Maybe fn try_insert(&mut self, value: T) -> Result<&mut T, T>?

  • On success, gives you a borrow of what you inserted
  • On error, gives you your value back
    • I suppose this could give you a borrow of the value that’s already there too; dunno if that’s overkill
2 Likes

The problem is that if you look into other languages you will see that:

  • on a hash map insertion the old value is returned (or null/none/…)
  • on a hash set insertion either
    1. nothing is returned at all
    2. true is returned if the length of the hash map changed/ the value was “new”

So changing this would be confusing for everyone being used to other map/set implementations.

Also you semantically always insert a value into a has set, the question is just if the length of the set changes. I.e. if the value was new.

@scottmcm: wouldn’t this try_insert be more or less a entry api?

Also you can’t get mutable access to a hash sets item (or an hash maps key) as this would allow you to change the item, which would change the hash, which in turn would require the set to run some code (calculating the new hash, potentially reducing the length by 1 if it now is equal to another item). This can’t be done when returning a &mut T.

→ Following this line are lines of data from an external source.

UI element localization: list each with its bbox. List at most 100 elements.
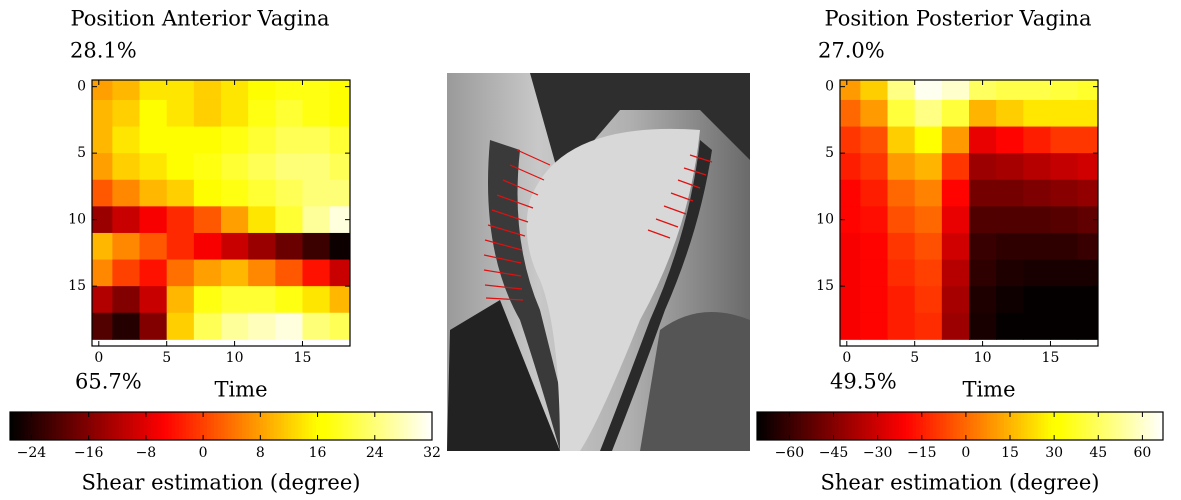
heatmap-cell [941, 259, 970, 287]
y-tick-label: 0 [825, 79, 834, 95]
colorbar-tick-label: 15 [1001, 445, 1019, 461]
heatmap-cell [275, 80, 303, 101]
colorbar-segment [375, 412, 380, 440]
colorbar-segment [848, 412, 853, 440]
colorbar-segment [1156, 412, 1161, 440]
colorbar-tick-label: 32 [423, 445, 441, 461]
colorbar-segment [136, 412, 141, 440]
heatmap-cell [329, 99, 350, 128]
colorbar-segment [1085, 412, 1090, 440]
colorbar-segment [1081, 412, 1086, 440]
colorbar-segment [10, 412, 15, 440]
colorbar-segment [855, 412, 860, 440]
colorbar-segment [1108, 412, 1113, 440]
colorbar-segment [150, 412, 155, 440]
colorbar-tick-label: 45 [1089, 445, 1107, 461]
annotation: 28.1% [70, 39, 137, 63]
colorbar-segment [189, 412, 194, 440]
colorbar-tick-label: −45 [819, 445, 849, 461]
colorbar-segment [256, 412, 261, 440]
heatmap-cell [887, 179, 916, 207]
colorbar-segment [298, 412, 303, 440]
heatmap-cell [248, 126, 276, 154]
heatmap-cell [112, 153, 141, 181]
colorbar-segment [1027, 412, 1032, 440]
colorbar-segment [858, 412, 863, 440]
heatmap-cell [193, 259, 222, 287]
colorbar-segment [973, 412, 978, 440]
colorbar-segment [1105, 412, 1110, 440]
heatmap-cell [166, 80, 195, 101]
colorbar-segment [59, 412, 64, 440]
colorbar-segment [1071, 412, 1076, 440]
colorbar-segment [277, 412, 282, 440]
colorbar-segment [312, 412, 317, 440]
heatmap-cell [1023, 179, 1051, 207]
colorbar-segment [800, 412, 805, 440]
colorbar-segment [990, 412, 995, 440]
heatmap-cell [193, 179, 222, 207]
heatmap-cell [840, 153, 861, 181]
heatmap-cell [1077, 206, 1098, 234]
y-tick-label: 15 [68, 278, 86, 294]
heatmap-cell [139, 312, 168, 340]
colorbar-segment [926, 412, 931, 440]
colorbar-segment [1064, 412, 1069, 440]
colorbar-segment [1041, 412, 1046, 440]
colorbar-segment [17, 412, 22, 440]
colorbar-segment [386, 412, 391, 440]
heatmap-cell [914, 232, 943, 261]
colorbar-segment [330, 412, 335, 440]
heatmap-cell [275, 153, 303, 181]
colorbar-segment [407, 412, 412, 440]
colorbar-segment [326, 412, 331, 440]
colorbar-segment [861, 412, 866, 440]
colorbar-segment [997, 412, 1002, 440]
x-tick-label: 0 [842, 350, 851, 366]
heatmap-cell [166, 232, 195, 261]
heatmap-cell [860, 232, 889, 261]
colorbar-segment [780, 412, 785, 440]
heatmap-cell [275, 99, 303, 128]
x-axis-label: Time [962, 378, 1015, 402]
y-tick-label: 10 [68, 212, 86, 228]
colorbar-segment [895, 412, 900, 440]
heatmap-cell [941, 206, 970, 234]
colorbar-segment [27, 412, 32, 440]
heatmap-cell [860, 126, 889, 154]
heatmap-cell [1023, 153, 1051, 181]
heatmap-cell [840, 80, 861, 101]
heatmap-cell [92, 206, 113, 234]
heatmap-cell [914, 153, 943, 181]
colorbar-segment [1112, 412, 1117, 440]
colorbar-segment [400, 412, 405, 440]
colorbar-segment [62, 412, 67, 440]
heatmap-cell [248, 312, 276, 340]
colorbar-segment [844, 412, 849, 440]
heatmap-cell [166, 179, 195, 207]
heatmap-cell [193, 153, 222, 181]
heatmap-cell [860, 179, 889, 207]
colorbar-segment [24, 412, 29, 440]
colorbar-segment [1058, 412, 1063, 440]
colorbar-segment [83, 412, 88, 440]
heatmap-cell [887, 126, 916, 154]
colorbar-segment [76, 412, 81, 440]
colorbar-tick-label: 0 [199, 445, 208, 461]
colorbar-segment [1068, 412, 1073, 440]
colorbar-segment [379, 412, 384, 440]
heatmap-cell [941, 80, 970, 101]
heatmap-cell [914, 312, 943, 340]
colorbar-segment [315, 412, 321, 440]
colorbar-segment [993, 412, 998, 440]
heatmap-cell [193, 232, 222, 261]
heatmap-cell [112, 259, 141, 287]
colorbar-segment [905, 412, 910, 440]
colorbar-segment [354, 412, 359, 440]
colorbar-tick-label: −8 [136, 445, 157, 461]
heatmap-cell [302, 80, 331, 101]
colorbar-tick-label: −24 [17, 445, 47, 461]
x-tick-label: 5 [162, 350, 171, 366]
colorbar-segment [347, 412, 352, 440]
colorbar-segment [101, 412, 106, 440]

What could work is something like:

fn entry(&mut self, value: T) -> Entry<T>

with:

impl<'a, T> Entry<'a, T> {
  fn is_new(&self) -> bool {
      self.external().is_none()
  }
/*[EDIT]: this method has a number of conceptual problems
  implementing a &mut T, method on a standard HashSet turns
  out to be a bad idea (in the general case)
  fn modify<FN, R>(func: FN) -> R
      where FN: FnOnce(&mut T) -> R
  {...}
*/
  fn external(&self) -> Option<&T> { ... }

  fn external_mutl(&mut self) -> Option<&mut T> { ... }
}

// equiv. to get (but this means a Entry has two fields,
// 1st a reference to the now contained value, 2nd an
// option with the not used new value, we probably might
// not want to return a reference to the second value here
// for the case it is not exactly the same wrt. side-effects even
// through it should, or we do so make entry an enum and 
// document the potential problem?)
impl<'a, T> Borrow<T> for Entry<'a, T> { ... }

//maybe also add a `fn into_external_value()` to Entry
impl<'a, T> Into<Option<T>> for Entry<'a, T> { ... }

(omitted some bounds on T) (API would need some more consideration wrt. turning a Entry into the opt. external value)

2 Likes

Hmm, I don't think this is true. You observably do not insert if an equal value is present -- see playground.

Yes, why not look to .entry() first to see if this can be improved with new methods there (In preference to deprecating or adding one-off methods to HashMap/HashSet)?

I see this problem mostly with HashSet::insert; it has that typical boolean problem where you might not remember which way the flag goes.

2 Likes

Which ones are actually inserted and which are dropped is a implementation detail. It just happens that not inserting is more efficient then replacing or keeping all.

The whole concept of hashing (at last wrt. maps/sets in the normal case) is, that the hash and eq functions represent all state of a object, and as such dropping either of two equal objects should not be differentiable.

(I probably should have said the semantics of a set/hash set in general computer since in my previous post)


Also as a side note this is why you should never put thinks which have hidden state or side effects in a data structure using hashing on it (i.e. HashSet item or HashMap key). (Through it’s fine if the side effect is not directly observed, e.g. a Arc of a sideeffect free type, freeing memory on drop etc.). While you often can rely on insert dropping the new value, it gets more messy with other operations like e.g. union/intersection and rust theoretically could change which value is inserted and which is keep as this is just an implementation detail, through they won’t as it 1. makes no sense and 2. might cause silent breakage of people wrongly implementing Hash or misusing side-effects.